Put a drop of water on the top of the cap to help release the spores. Cover the cap with a paper cup or glass and leave for 2-24 hours, depending on the humidity and the freshness of the mushroom. The spores will fall on the paper, foil or glass, making a spore print pattern. For details, check this link: out…https://learn.freshcap.com/growing/how-to-make-a-spore-print/
Another book available is called “Fascinated by Fungi”
if you are interested in learning more about these really neat organisms.
The word Toadstool brings up some fun images.
The term ‘toadstool’ is often used to refer to a mushroom or to fungi that are poisonous, while “mushroom” is more often used to define fungi that are edible.

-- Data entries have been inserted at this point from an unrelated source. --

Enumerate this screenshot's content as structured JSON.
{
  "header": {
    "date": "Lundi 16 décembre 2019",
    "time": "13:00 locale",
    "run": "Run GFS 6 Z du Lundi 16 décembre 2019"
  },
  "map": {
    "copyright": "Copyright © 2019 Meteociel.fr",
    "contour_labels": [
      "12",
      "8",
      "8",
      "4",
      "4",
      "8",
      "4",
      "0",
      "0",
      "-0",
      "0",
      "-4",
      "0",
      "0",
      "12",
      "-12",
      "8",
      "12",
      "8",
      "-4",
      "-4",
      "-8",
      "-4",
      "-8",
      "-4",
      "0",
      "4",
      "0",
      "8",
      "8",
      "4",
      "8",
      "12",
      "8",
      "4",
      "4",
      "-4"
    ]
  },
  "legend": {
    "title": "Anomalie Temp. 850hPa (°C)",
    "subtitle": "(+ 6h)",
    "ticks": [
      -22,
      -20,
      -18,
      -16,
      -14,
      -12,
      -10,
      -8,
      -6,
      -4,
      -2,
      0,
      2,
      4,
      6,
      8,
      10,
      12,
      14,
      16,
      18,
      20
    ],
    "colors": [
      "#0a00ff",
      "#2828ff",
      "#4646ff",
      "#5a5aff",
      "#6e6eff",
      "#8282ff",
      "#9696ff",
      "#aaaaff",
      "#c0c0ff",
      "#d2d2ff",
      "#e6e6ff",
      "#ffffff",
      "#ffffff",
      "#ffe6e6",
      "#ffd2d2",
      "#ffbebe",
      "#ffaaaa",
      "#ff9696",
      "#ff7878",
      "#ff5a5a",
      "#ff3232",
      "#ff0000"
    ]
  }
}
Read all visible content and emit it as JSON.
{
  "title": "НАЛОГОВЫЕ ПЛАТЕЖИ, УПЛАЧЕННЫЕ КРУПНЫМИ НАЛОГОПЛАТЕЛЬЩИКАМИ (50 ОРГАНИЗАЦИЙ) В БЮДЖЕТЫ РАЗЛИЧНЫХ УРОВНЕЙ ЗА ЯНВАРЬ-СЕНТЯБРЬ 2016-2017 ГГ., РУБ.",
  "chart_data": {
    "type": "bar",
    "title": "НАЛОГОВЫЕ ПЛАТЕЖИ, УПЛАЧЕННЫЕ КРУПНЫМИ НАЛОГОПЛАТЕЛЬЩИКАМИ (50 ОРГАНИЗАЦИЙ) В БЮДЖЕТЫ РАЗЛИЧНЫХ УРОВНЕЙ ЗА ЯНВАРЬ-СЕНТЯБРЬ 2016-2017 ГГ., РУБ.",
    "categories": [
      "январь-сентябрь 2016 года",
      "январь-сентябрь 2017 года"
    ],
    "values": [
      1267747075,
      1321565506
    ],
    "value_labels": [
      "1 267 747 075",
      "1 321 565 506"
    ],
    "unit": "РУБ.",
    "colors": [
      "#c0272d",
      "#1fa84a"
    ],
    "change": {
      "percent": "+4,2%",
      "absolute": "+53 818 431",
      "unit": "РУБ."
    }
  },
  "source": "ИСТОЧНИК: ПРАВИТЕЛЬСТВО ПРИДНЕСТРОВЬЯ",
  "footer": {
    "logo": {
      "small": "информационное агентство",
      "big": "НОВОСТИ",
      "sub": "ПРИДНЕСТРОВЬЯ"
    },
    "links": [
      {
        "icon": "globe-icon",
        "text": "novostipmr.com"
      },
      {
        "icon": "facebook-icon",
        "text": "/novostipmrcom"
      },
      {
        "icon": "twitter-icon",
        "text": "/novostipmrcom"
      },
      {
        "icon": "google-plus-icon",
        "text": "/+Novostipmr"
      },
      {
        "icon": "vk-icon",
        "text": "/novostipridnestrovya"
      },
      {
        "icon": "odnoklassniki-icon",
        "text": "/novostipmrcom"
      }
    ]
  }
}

It’s difficult to look at any one mushroom and try to identify with color or sometimes even a general shape ( one needs to look at details). Along with a spore print you will need to see if it has a “veil”, texture, what the gills look like, the appearance of the stalk, and where they are growing. Sometimes even the odor is important.
The mushroom to your left could be in the Russula genus. They are typically bright colored, have attached gills, and no veil on the stem. It was in the field, and I did not collect to find a spore print that would typically be white to bright yellow.
Some of the forest dwellers will depend on mushrooms for food. We’ll see tree squirrels and Ruffed Grouse stash these in trees for a winter cache.
Rabbits, Deer, many Rodents and even Bears love to eat mushrooms of their choice.
Sending you all good wishes. Spend time outside when you can and notice the small things.